巨细胞动脉炎中的 HLA-B52 等位基因可能表明弥漫性大血管炎的形成：一项回顾性研究

本研究旨在通过关注人类白细胞抗原 (HLA) 基因型、风湿性多肌痛 (PMR) 和正电子发射断层扫描/计算机断层扫描 (PET/CT) 上观察到的受累血管病变，确定老年大血管炎 (EOLVV) 的新特征) 成像。我们回顾性研究了 65 名日本大血管炎 (LVV) 患者，这些患者有颅外血管炎病变并接受了 PET/CT 成像。使用每个受影响血管的半定量 PET 视觉评分评估 PET/CT 图像，并计算 PET 血管活动评分 (PETVAS) 和受影响血管的数量。随后根据发病年龄、颞浅动脉 (STA) 受累和 PMR 的存在对受试者进行分组，并根据 HLA 基因型比较各组。在通过 PET/CT 成像检测到的受影响的血管病变方面，使用无监督的层次聚类分析来识别具有相似特征的患者。检查了本研究中新发现的人群的临床特征和 PET/CT 结果。27 名 EOLVV 患者不符合美国风湿病学会 1990 年关于巨细胞动脉炎 (GCA) 和 Takayasu 动脉炎的标准，被认为是未分类的 EOLVV (UEOLVV)。无监督层次聚类分析显示，当仅限于 HLA-B52 阳性患者时，具有 PMR 和大血管 GCA (LV-GCA) 的 UEOLVV 形成了具有 GCA 特征（即 PMR 和/或 STA 受累）的 LVV 集群。具有 LVV 和 GCA 特征的 HLA-B52 阳性患者具有相似的临床特征和受累血管模式，并表现为弥漫性 LVV 病变。与具有 TAK 的 HLA-B52 阳性患者相比，具有 GCA 特征的 LVV 的 HLA-B52 阳性患者的 PETVAS 更高，受影响的血管更多，生物制剂使用率和复发率更低。具有 PMR 的 UEOLVV 患者与 LV-GCA 患者具有相似的特征。HLA-B52 阳性且 LVV 具有 GCA 特征的患者表现为弥漫性血管病变，可能包括日本 EOLVV 患者的核心人群。EOLVV 患者 HLA-B52 阳性和弥漫性受累血管的发现可被视为 LV-GCA 的可疑发现。
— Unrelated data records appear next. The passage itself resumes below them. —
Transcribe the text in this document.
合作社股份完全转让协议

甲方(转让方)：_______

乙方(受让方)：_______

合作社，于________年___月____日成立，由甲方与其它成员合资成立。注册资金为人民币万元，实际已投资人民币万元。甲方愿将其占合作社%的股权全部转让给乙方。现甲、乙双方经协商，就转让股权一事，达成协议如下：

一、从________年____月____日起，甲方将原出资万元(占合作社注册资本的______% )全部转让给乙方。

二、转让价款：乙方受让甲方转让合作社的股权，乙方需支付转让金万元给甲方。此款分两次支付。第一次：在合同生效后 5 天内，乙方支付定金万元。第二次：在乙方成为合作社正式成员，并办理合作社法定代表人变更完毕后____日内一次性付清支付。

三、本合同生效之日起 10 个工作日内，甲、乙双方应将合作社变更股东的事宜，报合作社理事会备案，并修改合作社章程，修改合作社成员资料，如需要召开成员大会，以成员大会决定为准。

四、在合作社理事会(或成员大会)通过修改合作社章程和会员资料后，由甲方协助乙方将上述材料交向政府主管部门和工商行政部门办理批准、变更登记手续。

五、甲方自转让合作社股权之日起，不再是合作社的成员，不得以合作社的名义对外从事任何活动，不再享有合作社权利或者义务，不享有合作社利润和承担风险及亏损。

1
与具有 TAK 的 HLA-B52 阳性患者相比，具有 GCA 特征的 LVV 的 HLA-B52 阳性患者的 PETVAS 更高，受影响的血管更多，生物制剂使用率和复发率更低。具有 PMR 的 UEOLVV 患者与 LV-GCA 患者具有相似的特征。HLA-B52 阳性且 LVV 具有 GCA 特征的患者表现为弥漫性血管病变，可能包括日本 EOLVV 患者的核心人群。EOLVV 患者 HLA-B52 阳性和弥漫性受累血管的发现可被视为 LV-GCA 的可疑发现。与具有 TAK 的 HLA-B52 阳性患者相比，具有 GCA 特征的 LVV 的 HLA-B52 阳性患者的 PETVAS 更高，受影响的血管更多，生物制剂使用率和复发率更低。具有 PMR 的 UEOLVV 患者与 LV-GCA 患者具有相似的特征。HLA-B52 阳性且 LVV 具有 GCA 特征的患者表现为弥漫性血管病变，可能包括日本 EOLVV 患者的核心人群。EOLVV 患者 HLA-B52 阳性和弥漫性受累血管的发现可被视为 LV-GCA 的可疑发现。具有 PMR 的 UEOLVV 患者与 LV-GCA 患者具有相似的特征。HLA-B52 阳性且 LVV 具有 GCA 特征的患者表现为弥漫性血管病变，可能包括日本 EOLVV 患者的核心人群。EOLVV 患者 HLA-B52 阳性和弥漫性受累血管的发现可被视为 LV-GCA 的可疑发现。具有 PMR 的 UEOLVV 患者与 LV-GCA 患者具有相似的特征。HLA-B52 阳性且 LVV 具有 GCA 特征的患者表现为弥漫性血管病变，可能包括日本 EOLVV 患者的核心人群。EOLVV 患者 HLA-B52 阳性和弥漫性受累血管的发现可被视为 LV-GCA 的可疑发现。